Insurance and Real Estate Taxes

Both mortgagor and mortgagee have insurable interests with respect to loss suffered by the mortgaged premises.  The insurable interest of the mortgagor is the value of the premises and the mortgagee’s insurable interest is the amount of the mortgage debt.  Of course, a mortgagee is not allowed to collect both the proceeds of its casualty insurance policy and the full debt; doing so would result in a windfall and unjust enrichment.

1.  Typically, the mortgagee requires the mortgagor to buy insurance and name the lender
as an additional insured.
2.  A standard mortgage clause is typically included stating that the lender gets the
benefit of the policy regardless of the actions of the borrower.  TX does not require this clause because the lender is already statutorily protected.
–    There is a 30 day right to notice to the lender if the borrower fails to pay the premiums.
–    Mortgage document stipulates:
1.    If the lender is not named as an additional ID, in TX, the lender has an equitable lien on any proceeds.
2.    Policy should be for full replacement costs or the amount of the loan, typically whichever is greater.
3.    Standard mortgage clause and non-cancellation notice language.
4.    How the insurance proceeds will be used in the event of casualty – to paydown the mortgage or restore the real estate?
3.  Starkman v.
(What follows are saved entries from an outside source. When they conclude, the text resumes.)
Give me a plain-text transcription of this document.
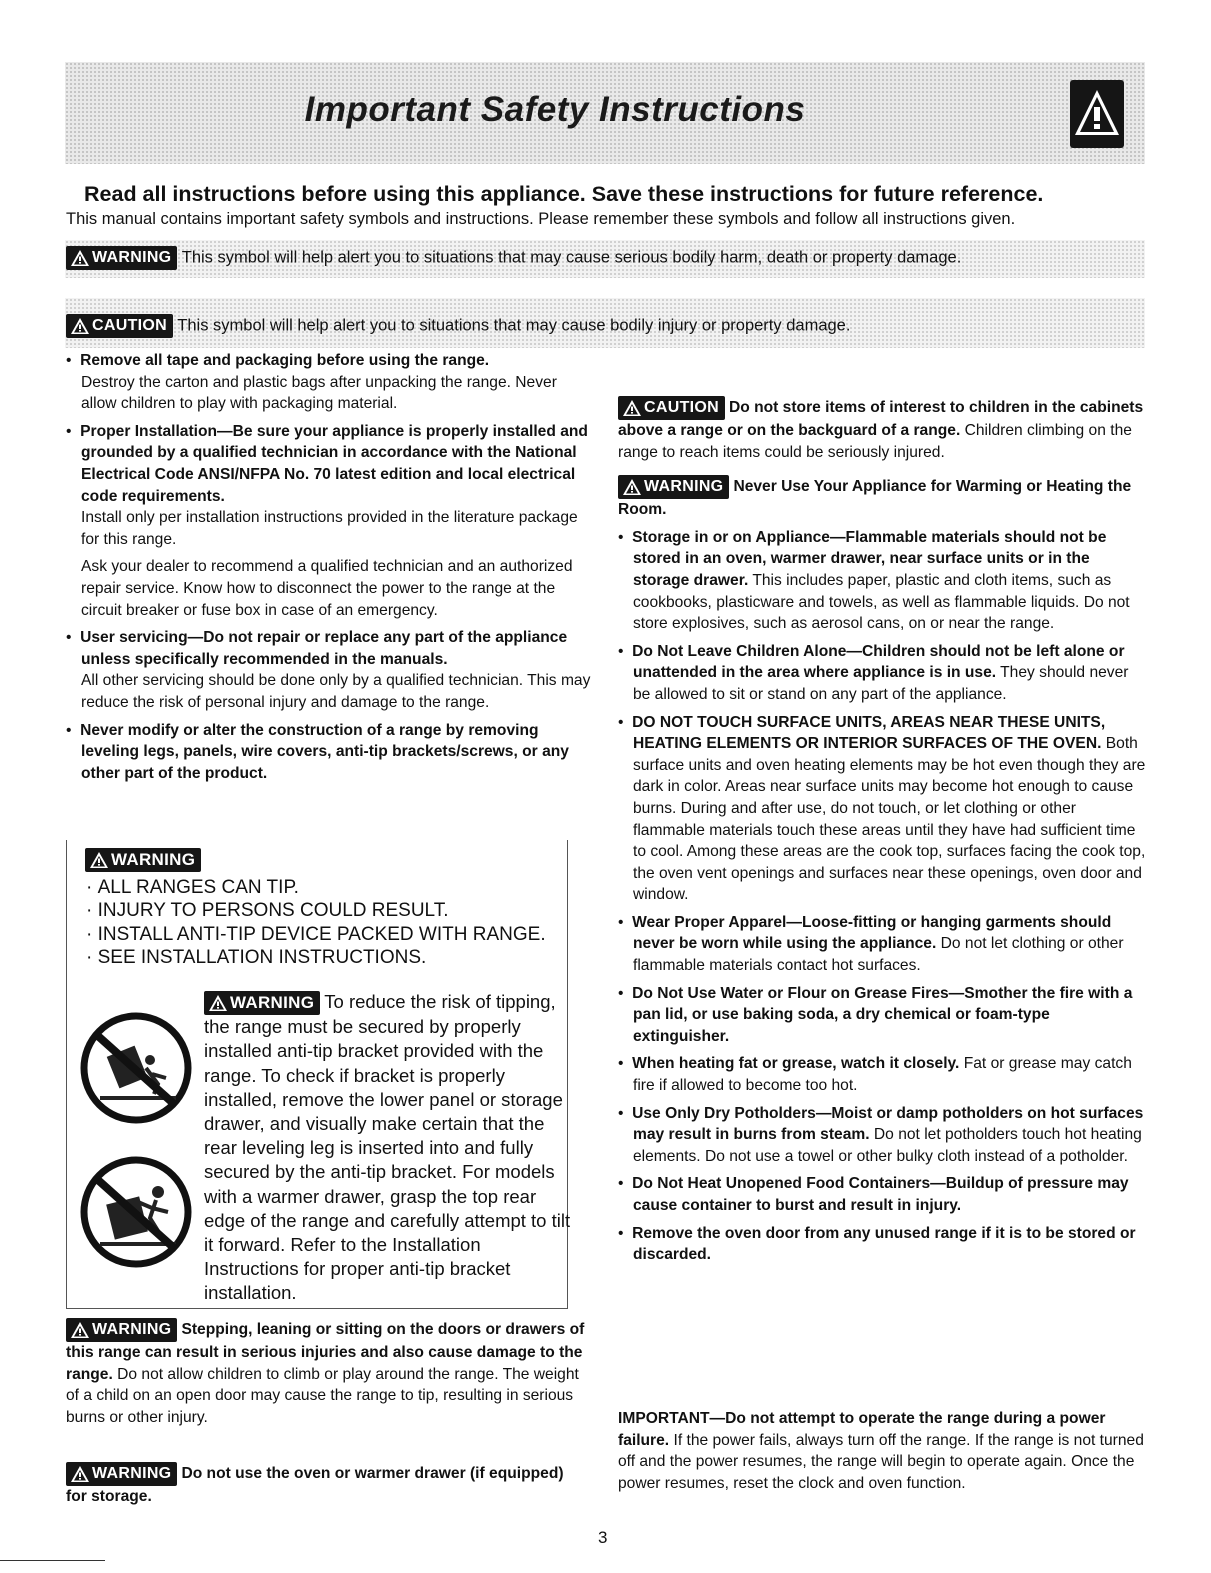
Important Safety Instructions
Read all instructions before using this appliance. Save these instructions for future reference.
This manual contains important safety symbols and instructions. Please remember these symbols and follow all instructions given.
WARNING This symbol will help alert you to situations that may cause serious bodily harm, death or property damage.
CAUTION This symbol will help alert you to situations that may cause bodily injury or property damage.
•  Remove all tape and packaging before using the range.
Destroy the carton and plastic bags after unpacking the range. Never allow children to play with packaging material.
•  Proper Installation—Be sure your appliance is properly installed and grounded by a qualified technician in accordance with the National Electrical Code ANSI/NFPA No. 70 latest edition and local electrical code requirements.
Install only per installation instructions provided in the literature package for this range.
Ask your dealer to recommend a qualified technician and an authorized repair service. Know how to disconnect the power to the range at the circuit breaker or fuse box in case of an emergency.
•  User servicing—Do not repair or replace any part of the appliance unless specifically recommended in the manuals.
All other servicing should be done only by a qualified technician. This may reduce the risk of personal injury and damage to the range.
•  Never modify or alter the construction of a range by removing leveling legs, panels, wire covers, anti-tip brackets/screws, or any other part of the product.
WARNING
· ALL RANGES CAN TIP.
· INJURY TO PERSONS COULD RESULT.
· INSTALL ANTI-TIP DEVICE PACKED WITH RANGE.
· SEE INSTALLATION INSTRUCTIONS.
WARNING To reduce the risk of tipping, the range must be secured by properly installed anti-tip bracket provided with the range. To check if bracket is properly installed, remove the lower panel or storage drawer, and visually make certain that the rear leveling leg is inserted into and fully secured by the anti-tip bracket. For models with a warmer drawer, grasp the top rear edge of the range and carefully attempt to tilt it forward. Refer to the Installation Instructions for proper anti-tip bracket installation.
WARNING Stepping, leaning or sitting on the doors or drawers of this range can result in serious injuries and also cause damage to the range. Do not allow children to climb or play around the range. The weight of a child on an open door may cause the range to tip, resulting in serious burns or other injury.
WARNING Do not use the oven or warmer drawer (if equipped) for storage.

CAUTION Do not store items of interest to children in the cabinets above a range or on the backguard of a range. Children climbing on the range to reach items could be seriously injured.

WARNING Never Use Your Appliance for Warming or Heating the Room.

•  Storage in or on Appliance—Flammable materials should not be stored in an oven, warmer drawer, near surface units or in the storage drawer. This includes paper, plastic and cloth items, such as cookbooks, plasticware and towels, as well as flammable liquids. Do not store explosives, such as aerosol cans, on or near the range.
•  Do Not Leave Children Alone—Children should not be left alone or unattended in the area where appliance is in use. They should never be allowed to sit or stand on any part of the appliance.
•  DO NOT TOUCH SURFACE UNITS, AREAS NEAR THESE UNITS, HEATING ELEMENTS OR INTERIOR SURFACES OF THE OVEN. Both surface units and oven heating elements may be hot even though they are dark in color. Areas near surface units may become hot enough to cause burns. During and after use, do not touch, or let clothing or other flammable materials touch these areas until they have had sufficient time to cool. Among these areas are the cook top, surfaces facing the cook top, the oven vent openings and surfaces near these openings, oven door and window.
•  Wear Proper Apparel—Loose-fitting or hanging garments should never be worn while using the appliance. Do not let clothing or other flammable materials contact hot surfaces.
•  Do Not Use Water or Flour on Grease Fires—Smother the fire with a pan lid, or use baking soda, a dry chemical or foam-type extinguisher.
•  When heating fat or grease, watch it closely. Fat or grease may catch fire if allowed to become too hot.
•  Use Only Dry Potholders—Moist or damp potholders on hot surfaces may result in burns from steam. Do not let potholders touch hot heating elements. Do not use a towel or other bulky cloth instead of a potholder.
•  Do Not Heat Unopened Food Containers—Buildup of pressure may cause container to burst and result in injury.
•  Remove the oven door from any unused range if it is to be stored or discarded.
IMPORTANT—Do not attempt to operate the range during a power failure. If the power fails, always turn off the range. If the range is not turned off and the power resumes, the range will begin to operate again. Once the power resumes, reset the clock and oven function.
3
Stigmond (NJ 1982): Mortgagors are entitled to fire insurance
proceeds and need not apply such to reduce the mortgage where the remaining land exceeds the value of the debt and the mortgage is current.
–    The courts are split on this issue and the analysis in this case is the minority view.
–    Case cites a line of cases and commentators that state that a mortgagee can recover the insurance proceeds regardless of the value of the remaining security once a fire loss occurs.
–    Court relies on another line that state that the purpose of insurance is to maintain the security for the mortgage debt – if the property is restored, the security has not been impaired.  The mortgagee’s interests have been fulfilled and the mortgagor recovers the proceeds.
–    In Schoolcraft, the California court refused to enforce the language of the mortgage giving the mortgagee the right to capture the proceeds (imposing a duty of good faith and fair dealings on the mortgagee when applying insurance proceeds to the balance of the note).  In this case, the mortgage was silent as to insurance proceeds.
–    MAJORITY: If the mortgagor promised the mortgagee to insure the premises, most of the cases give the mortgagee the option of applying the insurance proceeds to the mortgage debt or rebuilding the mortgaged premises, if there is no mortgage language to the contrary.  This right of the mortgagee is normally not conditioned on a finding that rebuilding will jeopardize the mortgage security.